Karsenty is currently one of six candidates – all Jewish - in the 2012 race for the constituency which covers Israel, Italy, Greece, Cyprus, Turkey and Malta. Of the six, he believes only one of them is a serious contender.

“There are only two serious candidates me and [France’s former special envoy to the Middle East Valerie] Hoffenberg,” he said. “But she has no popular support; she is not connected to the people.”

The 47-year-old businessman is no stranger to controversy. Born in Paris to a Jewish family who emigrated from Algeria, the businessman made a name for himself challenging the accuracy of the reportage of the Muhammed al- Dura incident.

“There is not a single doubt that the al-Dura news report was a hoax,” he said.

According to Karsenty, the death of the eight-year-old boy in 2000 during a shootout in Gaza was staged by Palestinians in an effort to discredit the Jewish state.

“Some court Jews are still defending the blood libel,” he said.

Karsenty was sued several times for defamation but eventually acquitted.
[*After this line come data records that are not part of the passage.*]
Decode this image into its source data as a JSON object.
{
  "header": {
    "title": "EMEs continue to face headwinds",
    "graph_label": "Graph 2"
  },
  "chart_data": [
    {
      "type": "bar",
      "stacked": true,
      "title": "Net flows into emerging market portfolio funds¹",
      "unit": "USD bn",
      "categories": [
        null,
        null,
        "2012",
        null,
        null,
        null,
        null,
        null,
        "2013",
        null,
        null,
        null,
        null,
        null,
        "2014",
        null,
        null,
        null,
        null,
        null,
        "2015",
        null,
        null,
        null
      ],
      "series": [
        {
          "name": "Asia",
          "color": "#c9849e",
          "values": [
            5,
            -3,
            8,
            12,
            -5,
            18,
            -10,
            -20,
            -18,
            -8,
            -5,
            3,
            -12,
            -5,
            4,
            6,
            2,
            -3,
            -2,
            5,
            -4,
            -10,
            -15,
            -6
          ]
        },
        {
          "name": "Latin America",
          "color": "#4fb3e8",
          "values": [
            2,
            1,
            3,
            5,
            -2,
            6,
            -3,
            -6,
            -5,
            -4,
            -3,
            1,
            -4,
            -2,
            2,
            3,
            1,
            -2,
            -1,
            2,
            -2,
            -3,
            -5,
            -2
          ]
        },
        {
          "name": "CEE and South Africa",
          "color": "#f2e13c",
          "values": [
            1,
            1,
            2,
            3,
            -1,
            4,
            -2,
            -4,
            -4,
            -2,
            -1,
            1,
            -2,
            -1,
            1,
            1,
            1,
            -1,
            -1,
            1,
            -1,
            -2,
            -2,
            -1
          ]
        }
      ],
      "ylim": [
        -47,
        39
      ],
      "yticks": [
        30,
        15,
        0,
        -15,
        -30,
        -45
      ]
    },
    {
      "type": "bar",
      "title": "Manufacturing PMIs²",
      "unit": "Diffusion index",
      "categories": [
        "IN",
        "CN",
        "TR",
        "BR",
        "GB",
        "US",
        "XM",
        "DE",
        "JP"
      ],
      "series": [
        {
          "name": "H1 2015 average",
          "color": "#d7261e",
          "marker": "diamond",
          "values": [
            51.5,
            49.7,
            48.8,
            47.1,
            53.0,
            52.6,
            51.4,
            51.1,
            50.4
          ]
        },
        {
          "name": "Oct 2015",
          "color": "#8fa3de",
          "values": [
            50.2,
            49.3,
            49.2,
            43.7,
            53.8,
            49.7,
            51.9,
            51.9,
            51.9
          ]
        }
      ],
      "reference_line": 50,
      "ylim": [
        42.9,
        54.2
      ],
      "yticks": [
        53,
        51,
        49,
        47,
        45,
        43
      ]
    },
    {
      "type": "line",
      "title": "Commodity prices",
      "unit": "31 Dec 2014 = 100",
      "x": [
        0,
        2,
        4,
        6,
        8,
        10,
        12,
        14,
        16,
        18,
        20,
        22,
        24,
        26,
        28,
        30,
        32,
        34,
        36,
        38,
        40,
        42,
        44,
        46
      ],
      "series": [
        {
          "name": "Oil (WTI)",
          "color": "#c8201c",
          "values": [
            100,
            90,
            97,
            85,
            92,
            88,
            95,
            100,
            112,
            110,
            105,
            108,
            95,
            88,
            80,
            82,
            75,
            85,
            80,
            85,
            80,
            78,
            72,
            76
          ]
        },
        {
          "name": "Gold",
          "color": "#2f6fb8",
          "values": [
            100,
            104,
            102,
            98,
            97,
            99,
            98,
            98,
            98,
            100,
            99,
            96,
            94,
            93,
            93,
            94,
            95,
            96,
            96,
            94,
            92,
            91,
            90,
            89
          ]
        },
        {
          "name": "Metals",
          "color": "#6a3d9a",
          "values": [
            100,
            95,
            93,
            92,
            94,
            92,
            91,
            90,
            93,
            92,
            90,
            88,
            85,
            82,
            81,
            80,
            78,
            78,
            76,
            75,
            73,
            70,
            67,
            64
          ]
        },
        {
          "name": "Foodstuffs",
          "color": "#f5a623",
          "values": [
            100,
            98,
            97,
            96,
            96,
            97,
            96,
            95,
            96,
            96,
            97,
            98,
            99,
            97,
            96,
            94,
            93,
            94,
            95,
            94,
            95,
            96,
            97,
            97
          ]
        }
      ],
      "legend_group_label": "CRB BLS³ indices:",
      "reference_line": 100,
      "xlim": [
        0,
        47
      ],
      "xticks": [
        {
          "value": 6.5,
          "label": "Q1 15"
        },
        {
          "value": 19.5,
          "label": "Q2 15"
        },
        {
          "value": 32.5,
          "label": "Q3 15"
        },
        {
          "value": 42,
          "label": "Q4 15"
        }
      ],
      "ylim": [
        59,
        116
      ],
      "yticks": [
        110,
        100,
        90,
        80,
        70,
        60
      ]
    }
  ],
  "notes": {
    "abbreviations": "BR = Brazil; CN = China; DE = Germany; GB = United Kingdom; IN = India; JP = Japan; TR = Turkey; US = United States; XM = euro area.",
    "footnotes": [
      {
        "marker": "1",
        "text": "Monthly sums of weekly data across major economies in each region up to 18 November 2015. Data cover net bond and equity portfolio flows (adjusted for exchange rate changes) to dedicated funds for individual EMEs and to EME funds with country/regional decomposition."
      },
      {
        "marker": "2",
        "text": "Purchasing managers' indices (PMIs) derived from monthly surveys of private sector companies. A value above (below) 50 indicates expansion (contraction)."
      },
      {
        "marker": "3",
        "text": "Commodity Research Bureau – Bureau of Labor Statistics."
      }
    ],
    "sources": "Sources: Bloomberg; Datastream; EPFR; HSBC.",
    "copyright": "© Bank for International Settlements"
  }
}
He believes his involvement in the al-Dura affair will help win over the 70,000 voters in Israel but his campaign is not entirely focused on the Jewish vote. He said he just came back from Greece where he shared his opinions on the country’s financial troubles with local voters.

“Greece, one day or another, will be out of the euro zone,” he declared. “France and Germany are lying to the world. They have built an EU which is a masquerade. Have you been to Greece? Have you been to Germany? Spend five days in each and you’ll understand.”

On Turkey, Karsenty came out strongly against accepting the country into the European Union and criticized its Prime Minister Recep Tayyip Erdogan.

“Go to Anatolia in Turkey – it has nothing to do with Europe,” he said. “If you want to build a continent then it has to be uniform.

Turkey is a different country, it doesn’t mean I don’t respect Turkey, but look at Erdogan and his Islamist behavior. It proved we were right to refuse Turkey in Europe.”

Karsenty also has strong convictions on French domestic issues. He adamantly opposes attempts to lower the age of retirement in France back to 60. In fact, if it were up to him it would be over the age of 65 the way it is in the US and Israel.

“Retiring at the age of 60 as we used to do in France is absurd. We live longer, so we need to work longer,” he said. “People have to be free to work more if they want.”

Karsenty knows some of his ideas won’t go down well with everyone, but he isn’t trying to win a popularity contest. Like his opinions on the al-Dura case, he believes his truth will eventually prevail.